During the week of July 14, 2019 a news story came up illustrating the importance of choosing the “right” people for user acceptance testing (UAT) prior to software release into production.
On Wednesday, July 17th, the New York Times published a story written by Brian X. Chen – The Sad Truth About Sleep-Tracking Devices and Apps. The point of Chen’s story (the app he writes about is named AutoSleep) was to report on how software intended to outfit people with the tools they need to improve their sleep actually worked against itself. A few paragraphs into Chen’s story he sums it up:
“Ultimately, the technology did not help me sleep more. It didn’t reveal anything that I didn’t already know, which is that I average about five and a half hours of slumber a night. And the data did not help me answer what I should do about my particular sleep problems. In fact, I’ve felt grumpier since I started these tests.”
Not only didn’t AutoSleep help him improve his sleep, it actually became an irritant to him and, presumably, ended up in his circular file.

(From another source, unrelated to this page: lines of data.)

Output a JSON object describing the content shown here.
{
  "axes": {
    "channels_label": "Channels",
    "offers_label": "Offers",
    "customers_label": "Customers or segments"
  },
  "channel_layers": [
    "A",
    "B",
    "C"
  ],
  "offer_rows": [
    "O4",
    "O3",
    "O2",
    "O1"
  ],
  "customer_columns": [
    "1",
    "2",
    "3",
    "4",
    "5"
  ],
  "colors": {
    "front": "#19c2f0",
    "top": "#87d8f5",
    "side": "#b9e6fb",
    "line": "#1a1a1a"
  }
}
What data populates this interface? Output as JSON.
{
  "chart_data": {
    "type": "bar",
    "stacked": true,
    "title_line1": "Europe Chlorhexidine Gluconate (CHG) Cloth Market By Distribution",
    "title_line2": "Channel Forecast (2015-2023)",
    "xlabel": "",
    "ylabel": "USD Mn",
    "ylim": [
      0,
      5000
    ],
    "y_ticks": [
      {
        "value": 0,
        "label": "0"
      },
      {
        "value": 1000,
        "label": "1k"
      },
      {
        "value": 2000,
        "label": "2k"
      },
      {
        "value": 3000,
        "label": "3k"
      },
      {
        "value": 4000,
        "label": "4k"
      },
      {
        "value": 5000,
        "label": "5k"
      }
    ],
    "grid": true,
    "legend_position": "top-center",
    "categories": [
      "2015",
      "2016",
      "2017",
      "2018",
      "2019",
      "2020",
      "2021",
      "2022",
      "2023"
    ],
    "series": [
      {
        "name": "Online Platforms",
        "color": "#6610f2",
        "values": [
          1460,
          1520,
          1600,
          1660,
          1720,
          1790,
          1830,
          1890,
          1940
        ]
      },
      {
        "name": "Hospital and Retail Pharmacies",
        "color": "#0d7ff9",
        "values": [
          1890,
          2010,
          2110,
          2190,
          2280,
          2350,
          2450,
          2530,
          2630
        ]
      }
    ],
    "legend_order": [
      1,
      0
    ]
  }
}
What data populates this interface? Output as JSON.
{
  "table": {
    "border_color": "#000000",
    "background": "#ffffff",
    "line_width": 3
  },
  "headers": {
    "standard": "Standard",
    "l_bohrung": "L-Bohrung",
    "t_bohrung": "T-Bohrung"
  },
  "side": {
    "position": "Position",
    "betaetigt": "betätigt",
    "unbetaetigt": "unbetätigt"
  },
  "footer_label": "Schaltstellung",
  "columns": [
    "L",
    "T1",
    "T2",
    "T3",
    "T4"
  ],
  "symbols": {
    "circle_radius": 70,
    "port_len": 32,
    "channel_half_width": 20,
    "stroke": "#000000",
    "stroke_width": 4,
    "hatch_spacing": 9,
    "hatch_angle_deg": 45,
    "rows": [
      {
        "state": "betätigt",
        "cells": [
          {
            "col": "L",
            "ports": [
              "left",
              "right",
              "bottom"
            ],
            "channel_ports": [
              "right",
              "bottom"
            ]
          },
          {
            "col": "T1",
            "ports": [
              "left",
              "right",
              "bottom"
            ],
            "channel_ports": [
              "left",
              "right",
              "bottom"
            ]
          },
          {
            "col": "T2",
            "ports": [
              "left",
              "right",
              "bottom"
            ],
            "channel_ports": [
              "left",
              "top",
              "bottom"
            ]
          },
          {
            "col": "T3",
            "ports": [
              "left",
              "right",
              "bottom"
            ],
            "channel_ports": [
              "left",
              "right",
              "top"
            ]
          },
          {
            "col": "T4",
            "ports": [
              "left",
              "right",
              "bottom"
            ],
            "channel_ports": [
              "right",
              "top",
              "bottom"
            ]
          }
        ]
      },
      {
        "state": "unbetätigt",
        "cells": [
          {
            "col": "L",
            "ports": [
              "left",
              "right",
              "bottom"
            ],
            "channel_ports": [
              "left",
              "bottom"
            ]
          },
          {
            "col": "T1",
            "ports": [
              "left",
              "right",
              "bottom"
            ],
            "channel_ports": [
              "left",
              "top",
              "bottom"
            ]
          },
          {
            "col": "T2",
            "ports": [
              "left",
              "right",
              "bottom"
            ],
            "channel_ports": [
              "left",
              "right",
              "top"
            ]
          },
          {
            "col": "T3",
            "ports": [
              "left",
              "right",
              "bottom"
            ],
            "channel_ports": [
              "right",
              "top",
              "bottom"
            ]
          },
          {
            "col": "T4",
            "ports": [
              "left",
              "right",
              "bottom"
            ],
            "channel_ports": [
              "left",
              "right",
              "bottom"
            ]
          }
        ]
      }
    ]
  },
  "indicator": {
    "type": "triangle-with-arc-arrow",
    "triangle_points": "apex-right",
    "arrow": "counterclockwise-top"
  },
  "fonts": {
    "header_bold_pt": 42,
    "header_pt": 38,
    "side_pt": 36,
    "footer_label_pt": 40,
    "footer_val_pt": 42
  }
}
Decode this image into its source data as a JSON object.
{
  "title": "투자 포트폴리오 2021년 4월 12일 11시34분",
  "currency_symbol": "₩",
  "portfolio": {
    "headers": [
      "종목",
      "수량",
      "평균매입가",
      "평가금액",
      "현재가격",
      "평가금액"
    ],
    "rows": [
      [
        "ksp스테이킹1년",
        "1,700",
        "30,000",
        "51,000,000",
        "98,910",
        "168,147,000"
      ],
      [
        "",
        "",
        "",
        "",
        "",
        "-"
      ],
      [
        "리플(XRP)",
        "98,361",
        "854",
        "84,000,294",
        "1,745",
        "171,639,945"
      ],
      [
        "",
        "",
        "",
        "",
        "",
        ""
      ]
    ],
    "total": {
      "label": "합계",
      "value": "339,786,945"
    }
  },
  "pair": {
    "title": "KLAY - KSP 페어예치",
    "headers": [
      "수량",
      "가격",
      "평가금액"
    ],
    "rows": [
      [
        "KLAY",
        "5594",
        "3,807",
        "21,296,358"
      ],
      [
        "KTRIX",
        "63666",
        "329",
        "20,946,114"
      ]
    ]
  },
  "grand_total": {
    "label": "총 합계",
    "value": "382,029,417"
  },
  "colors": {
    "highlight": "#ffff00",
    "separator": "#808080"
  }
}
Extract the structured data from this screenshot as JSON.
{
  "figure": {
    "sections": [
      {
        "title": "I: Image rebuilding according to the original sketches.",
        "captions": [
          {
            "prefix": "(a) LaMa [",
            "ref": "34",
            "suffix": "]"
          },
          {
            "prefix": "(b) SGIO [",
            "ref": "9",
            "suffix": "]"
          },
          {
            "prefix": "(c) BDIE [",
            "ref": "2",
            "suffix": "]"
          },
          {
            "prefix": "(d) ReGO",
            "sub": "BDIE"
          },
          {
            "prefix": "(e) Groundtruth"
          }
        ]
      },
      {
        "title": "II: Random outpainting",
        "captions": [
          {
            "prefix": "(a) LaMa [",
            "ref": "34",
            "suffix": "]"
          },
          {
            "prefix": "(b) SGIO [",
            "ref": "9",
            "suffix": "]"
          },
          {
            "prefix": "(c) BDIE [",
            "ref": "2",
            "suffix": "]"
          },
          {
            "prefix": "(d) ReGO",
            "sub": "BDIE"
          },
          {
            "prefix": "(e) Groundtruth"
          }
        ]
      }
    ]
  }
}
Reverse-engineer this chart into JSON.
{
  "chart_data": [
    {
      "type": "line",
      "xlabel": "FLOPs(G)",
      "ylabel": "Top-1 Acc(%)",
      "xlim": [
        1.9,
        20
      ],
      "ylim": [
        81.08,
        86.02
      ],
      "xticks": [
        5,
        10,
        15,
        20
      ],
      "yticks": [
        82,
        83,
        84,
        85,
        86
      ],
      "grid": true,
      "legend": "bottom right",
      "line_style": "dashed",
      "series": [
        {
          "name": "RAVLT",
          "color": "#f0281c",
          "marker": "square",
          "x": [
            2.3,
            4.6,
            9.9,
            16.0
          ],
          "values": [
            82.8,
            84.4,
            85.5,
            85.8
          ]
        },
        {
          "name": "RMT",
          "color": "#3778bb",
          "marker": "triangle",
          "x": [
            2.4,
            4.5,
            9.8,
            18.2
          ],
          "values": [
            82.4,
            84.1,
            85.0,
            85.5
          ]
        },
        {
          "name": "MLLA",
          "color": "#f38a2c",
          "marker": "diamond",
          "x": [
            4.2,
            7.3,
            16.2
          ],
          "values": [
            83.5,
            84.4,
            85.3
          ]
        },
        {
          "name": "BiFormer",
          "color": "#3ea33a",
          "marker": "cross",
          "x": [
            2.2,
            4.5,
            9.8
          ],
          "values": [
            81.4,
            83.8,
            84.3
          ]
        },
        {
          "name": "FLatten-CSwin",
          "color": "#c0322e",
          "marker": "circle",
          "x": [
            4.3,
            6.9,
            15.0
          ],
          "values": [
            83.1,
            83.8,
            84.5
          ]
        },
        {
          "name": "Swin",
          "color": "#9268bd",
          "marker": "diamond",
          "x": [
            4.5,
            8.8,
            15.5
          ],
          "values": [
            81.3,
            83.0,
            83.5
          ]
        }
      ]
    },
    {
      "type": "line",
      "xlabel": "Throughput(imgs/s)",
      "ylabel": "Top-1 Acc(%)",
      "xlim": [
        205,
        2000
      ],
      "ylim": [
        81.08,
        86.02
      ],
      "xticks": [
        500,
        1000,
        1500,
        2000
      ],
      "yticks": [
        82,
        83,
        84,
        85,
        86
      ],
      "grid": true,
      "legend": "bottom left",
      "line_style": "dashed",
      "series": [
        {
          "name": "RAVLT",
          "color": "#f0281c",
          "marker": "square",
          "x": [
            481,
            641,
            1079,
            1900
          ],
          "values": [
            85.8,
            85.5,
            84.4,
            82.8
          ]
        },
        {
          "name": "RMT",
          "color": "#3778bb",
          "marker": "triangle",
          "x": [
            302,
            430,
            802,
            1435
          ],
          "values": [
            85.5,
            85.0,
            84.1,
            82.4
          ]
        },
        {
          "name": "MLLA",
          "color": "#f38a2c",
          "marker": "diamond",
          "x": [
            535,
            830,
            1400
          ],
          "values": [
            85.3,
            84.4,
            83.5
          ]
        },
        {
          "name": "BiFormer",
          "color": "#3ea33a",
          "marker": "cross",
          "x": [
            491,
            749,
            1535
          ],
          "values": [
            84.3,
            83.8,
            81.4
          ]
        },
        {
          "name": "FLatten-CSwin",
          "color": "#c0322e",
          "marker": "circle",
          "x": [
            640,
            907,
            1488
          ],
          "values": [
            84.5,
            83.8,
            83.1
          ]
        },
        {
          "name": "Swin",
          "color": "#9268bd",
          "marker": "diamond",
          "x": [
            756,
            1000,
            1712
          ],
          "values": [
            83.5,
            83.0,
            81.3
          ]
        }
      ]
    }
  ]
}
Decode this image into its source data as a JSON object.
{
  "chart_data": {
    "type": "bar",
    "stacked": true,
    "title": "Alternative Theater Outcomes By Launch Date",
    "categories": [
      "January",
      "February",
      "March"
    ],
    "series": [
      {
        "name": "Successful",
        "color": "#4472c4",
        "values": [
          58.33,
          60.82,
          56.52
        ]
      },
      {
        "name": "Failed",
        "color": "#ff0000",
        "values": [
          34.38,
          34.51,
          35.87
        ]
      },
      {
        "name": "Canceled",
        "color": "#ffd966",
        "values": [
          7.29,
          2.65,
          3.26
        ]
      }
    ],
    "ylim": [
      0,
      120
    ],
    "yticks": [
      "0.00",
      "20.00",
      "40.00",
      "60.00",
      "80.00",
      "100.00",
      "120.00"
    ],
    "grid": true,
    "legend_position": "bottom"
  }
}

Readers should be asking why?. Ditto for the coders who brought the solution to market. It may have something to do with a thoughtless choice of terminology for packaging results and informing a user of them. A lack of sleep actually has nothing to do with the notion of debt. But the notion of debt is, more often than not, looked upon as not a good thing. Put a “not good” condition together with a long and lengthy process to migrate out of it and it’s easy to see how Chen came to really dislike the app.
The software team building the app should have included someone with experience with the psychology of people suffering from unwanted chronic conditions like sleep deprivation. But the flubbed word choice is a clue this wasn’t likely the case. Even if the coding team did include someone with this required experience and a tech promotional content writer for an app like AutoSleep, it’s also pretty clear the app was not first subjected to UAT- in other words asking a likely sample of users to try the app first.
Coders will argue AutoSleep is still “top rated” (Chen includes this point in his story). Sure, but my last check of downloads on the iOS app store shows 18.5K – anemic as compared to other “top rated” apps. What’s the possibility the download number would be exponentially higher (think 180.5K) if the app development team had taken sometime to “know its customer” better? Since I use this app I have to say “pretty high”.